I look to the park across the street. I recognize other people there. There’s usually a thin man wearing a fluorescent-blue baseball jacket. Another man carries a blanket he stops to fold and refold, as if preparing to sit. He doesn’t sit. A woman in an oversized red-fleece jacket, matching red-and-black checked pajamas pushes her grocery cart.
Three police cars arrive. Alarming. I hadn’t noticed that today the man in the baseball jacket was sitting on the far side of the park surrounded by a veritable sea of white plastic grocery bags. The officers approach him, have a brief, calm conversation. They secure his arms behind his back at the wrist with zip-ties. Walk him to an idling car, one hand on a shoulder, another over his head, guiding him into the back seat. What also had escaped my notice is that today, under his jacket, he is wearing a hospital gown.
He fled the hospital? They were taking him back for his health? Officers wear blue rubber gloves. One grabs a pile of clothing, holds his arm out away from his body, lest anything brush up against him. What will he do with it all? The sea of white plastic bags? They pile it into large black garbage bags. Will he be reunited with his stuff, I wonder? Will they throw it away? I’ll never know.
Four days later I’m back. Hazel is inside today, puffy coat and hat, at a table chatting with a customer. I sit outside in my usual place, gaze at the park. He’s back, seated on a bench directly across from me. Bright blue baseball jacket. His hospital gown is gone, replaced with sweatpants. He looks good. Really good. I’m happy to see him. He has no idea of that. Has no idea I see him. Worry about him. Know that he exists.
I think about my sister. Wonder who noticed her? Did anyone bring her a sandwich for lunch? She had nowhere to live at age 74. She’d run out of friends and finances. Not family though. She had that, but on the opposite coast. We invited her to live with us. Urged her, begged, pleaded, demanded. She refused. What felt right to her was to remain in her car, shelter on wheels, in the city she’d loved since she fled over five decades earlier.

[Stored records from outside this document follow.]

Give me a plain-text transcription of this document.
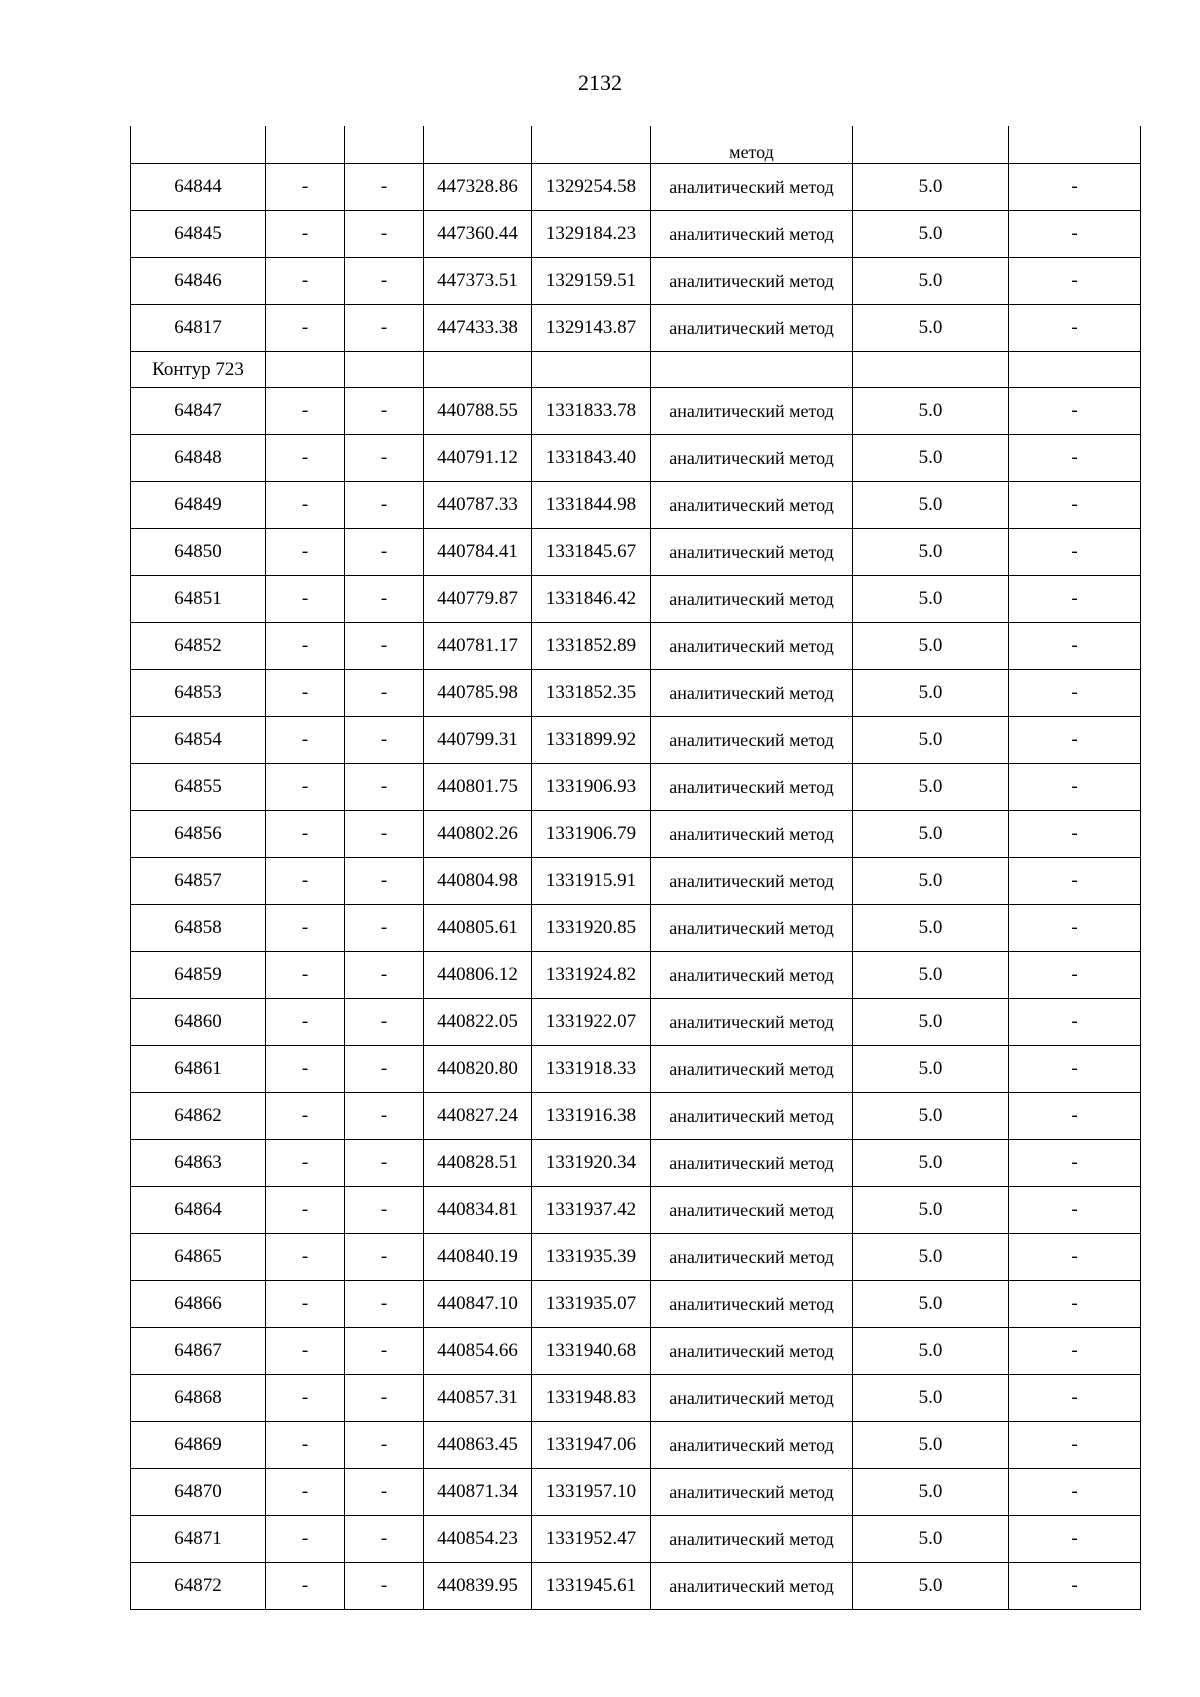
2132

					метод		

64844	-	-	447328.86	1329254.58	аналитический метод	5.0	-
64845	-	-	447360.44	1329184.23	аналитический метод	5.0	-
64846	-	-	447373.51	1329159.51	аналитический метод	5.0	-
64817	-	-	447433.38	1329143.87	аналитический метод	5.0	-
Контур 723							
64847	-	-	440788.55	1331833.78	аналитический метод	5.0	-
64848	-	-	440791.12	1331843.40	аналитический метод	5.0	-
64849	-	-	440787.33	1331844.98	аналитический метод	5.0	-
64850	-	-	440784.41	1331845.67	аналитический метод	5.0	-
64851	-	-	440779.87	1331846.42	аналитический метод	5.0	-
64852	-	-	440781.17	1331852.89	аналитический метод	5.0	-
64853	-	-	440785.98	1331852.35	аналитический метод	5.0	-
64854	-	-	440799.31	1331899.92	аналитический метод	5.0	-
64855	-	-	440801.75	1331906.93	аналитический метод	5.0	-
64856	-	-	440802.26	1331906.79	аналитический метод	5.0	-
64857	-	-	440804.98	1331915.91	аналитический метод	5.0	-
64858	-	-	440805.61	1331920.85	аналитический метод	5.0	-
64859	-	-	440806.12	1331924.82	аналитический метод	5.0	-
64860	-	-	440822.05	1331922.07	аналитический метод	5.0	-
64861	-	-	440820.80	1331918.33	аналитический метод	5.0	-
64862	-	-	440827.24	1331916.38	аналитический метод	5.0	-
64863	-	-	440828.51	1331920.34	аналитический метод	5.0	-
64864	-	-	440834.81	1331937.42	аналитический метод	5.0	-
64865	-	-	440840.19	1331935.39	аналитический метод	5.0	-
64866	-	-	440847.10	1331935.07	аналитический метод	5.0	-
64867	-	-	440854.66	1331940.68	аналитический метод	5.0	-
64868	-	-	440857.31	1331948.83	аналитический метод	5.0	-
64869	-	-	440863.45	1331947.06	аналитический метод	5.0	-
64870	-	-	440871.34	1331957.10	аналитический метод	5.0	-
64871	-	-	440854.23	1331952.47	аналитический метод	5.0	-
64872	-	-	440839.95	1331945.61	аналитический метод	5.0	-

At first she slept in churches opened up at night for homeless women. A different church each night. Noisy, crowded, sad, she said. Awakened at dawn to vacate before normal church life resumed. She preferred her car.
After a bout of pneumonia followed by a broken hip, she was sent to a nursing home for rehab. She could live there. Stay forever. She met criteria. Her meager state benefits would pay. In a sense, she was a lucky one. Many others were too well for that. She refused. Moved back into her car.
My sister was smart, funny, extraordinarily kind. A chef, she frequently volunteered to cook at soup kitchens and shelters when she was younger. In another city, at another time, she might have cooked for Hazel, the man in the baseball jacket, the man who folds his blanket, the woman in red-checked pajamas.
My sister would return to the nursing home one last time after being hospitalized for the emphysema that finally caught up with her. The staff greeted her by her first name, welcomed her home. I visited, held her hand. She cried. She asked if she’d have to return to her car. Never, I assured her. Never again.
I’m reminded of a line from “Somebody’s Baby,” a song Christine Lavin wrote honoring people without homes she met on the streets of New York. “She once was somebody’s baby. Someone bounced her on his knee.” My sister absolutely was. Somebody’s baby. Older sister. Aunt. Friend. Loved one. We all were.